Donation-partage du 13 février 1939
Donation-partage du 13 février 1939
Terres
Superficie
en ares
Nature des sols
Lieu
Commune
1,00
Terre (1)
La Bruyère
Cellettes
60,75
Vignes (1)
La Bruyère
Cellettes
81,85
Terre (1)
La Bruyère
Cellettes
178,01
Terre et vignes
La Bruyère
Cellettes
89,24
Terre
La Bruyère
Cellettes
106,56
Terre et vignes
La Bruyère
Cellettes
23,54
Terre
Noyer des Champs
Chailles
45,00
Terre
Bourgeons Rouges
Les Montils
15,18
Terre
La Haye
Les Montils
Superficie totale : 6 ha 1 a 13 ca
(1) donation « en avancement d’hoirie » (c’est à
dire la part remise à un héritier avant que s’ouvre la succession) du 21
septembre 1928
Valeur des 3 premières lignes avec les bâtiments fixée en 1928 à 22 000 F
Valeur des 6 dernières lignes + valeur de la donation de
1928 (bâtiments et 22 000 F) =18 750 F x 2 = 37 500 F (c’est à dire valeur
de la soulte x 2)
(La soulte est, dans un partage, la somme d'argent
versée par l'une des parties pour compenser l'inégalité des
lots.)
La parole est donc aux faits. On connaît le
langage alambiqué des actes notariés qui dissimule parfois sous des parfums de rose
les odeurs de merde bien fermentée. Cet acte-là pourrait servir de modèle.
Exposé.
Acte 1 : rappel
d'un acte de 11 ans antérieur, par lequel les deux ancêtres cèdent à leur
fille et à leur gendre les bâtiments de la ferme et quelques terres contre une
somme de 22 000 francs -somme purement théorique puisqu'en définitive elle n'est
pas acquittée. En patois d'héritage, ça donne " avancement d'hoirie ".
Acte
2 : puisque le roturier droit français interdit de
déshériter ses descendants, il va bien falloir servir un brin la petite Yvonne,
du temps qu'on est encore vivant, peut-être pour lui en donner le moins
possible, surtout pour préserver le patrimoine Merveille. On feint donc le
partage. A la fille et au gendre : tout. A la petite-fille : le bonjour de
Philippe.
Tout, c'est l'ensemble des terres, un peu plus de 4,5
ha, les bâtiments et les 22 000 francs que la Thérèse avait été invitée à
remettre à la communauté pour compenser l'hectare et demi et les bâtiments qui
lui avaient été donnés 9 ans plus tôt.

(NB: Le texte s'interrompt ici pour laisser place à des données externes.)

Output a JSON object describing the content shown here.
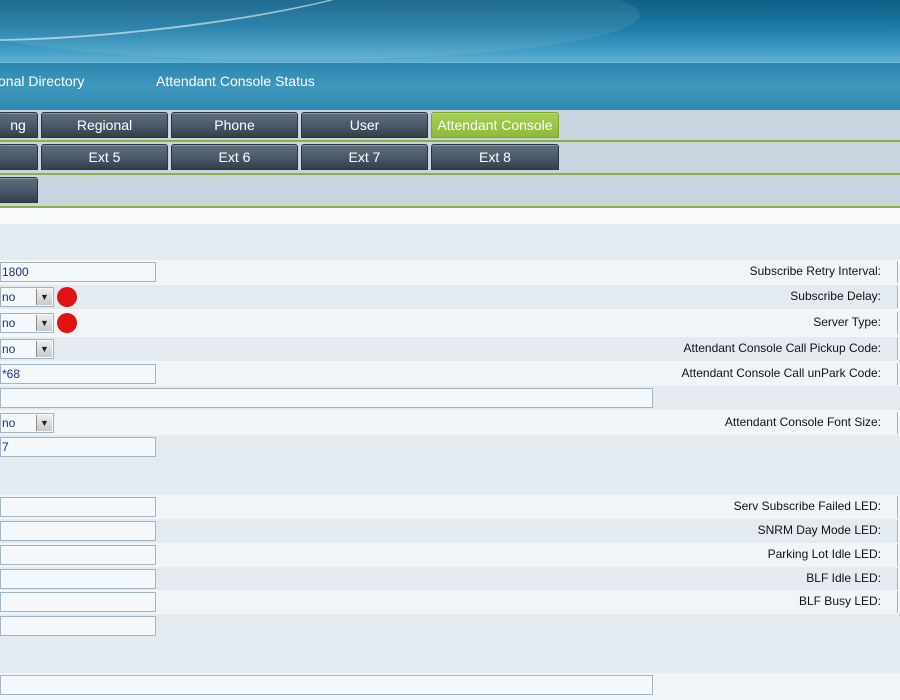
{
  "menu": {
    "items": [
      "onal Directory",
      "Attendant Console Status"
    ]
  },
  "tabs_row1": [
    "ng",
    "Regional",
    "Phone",
    "User",
    "Attendant Console"
  ],
  "tabs_row2": [
    "",
    "Ext 5",
    "Ext 6",
    "Ext 7",
    "Ext 8"
  ],
  "tabs_row3": [
    ""
  ],
  "form": {
    "subscribe_expires_value": "1800",
    "select1_value": "no",
    "select2_value": "no",
    "select3_value": "no",
    "code_value": "*68",
    "select4_value": "no",
    "value7": "7",
    "labels": {
      "subscribe_retry": "Subscribe Retry Interval:",
      "subscribe_delay": "Subscribe Delay:",
      "server_type": "Server Type:",
      "call_pickup": "Attendant Console Call Pickup Code:",
      "call_unpark": "Attendant Console Call unPark Code:",
      "font_size": "Attendant Console Font Size:",
      "serv_failed_led": "Serv Subscribe Failed LED:",
      "snrm_led": "SNRM Day Mode LED:",
      "parking_led": "Parking Lot Idle LED:",
      "blf_idle_led": "BLF Idle LED:",
      "blf_busy_led": "BLF Busy LED:"
    }
  },
  "colors": {
    "active_tab": "#8cbc35",
    "required_dot": "#e01212",
    "input_text": "#1f2f86"
  }
}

On suit ? Le couple fille-gendre aura
donc perçu la totalité du patrimoine Merveille. Petite mais belle affaire.
Mais Yvonne-Marcel dans tout ça ? Ils ont droit à une
soulte de 18 750 francs qui leur sera versée en deux fois : 12 000 francs en ce
13 février 1939 et le solde, à la mort du dernier donateur, sans intérêts, s'il
vous plaît ! Or, si le vieux Merveille a quitté ce bas monde 1 an plus tard, il
a fallu attendre une guerre et 17 années pour que son épouse le rejoigne : que
valaient, en 1956, les 6750 francs de 1939 ? Un peu moins de 300 F,
M'sieurdame. L'arnaque, on vous dit.
Et attendez, ce n'est pas tout ! Le même
acte créait une " rente viagère " au profit des généreux grands-parents
d'Yvonne, de 900 francs l'an, à partager en deux, évidemment. Ajoutez les frais
de donation, de licitation, de première mutation. Partagez de nouveau en deux.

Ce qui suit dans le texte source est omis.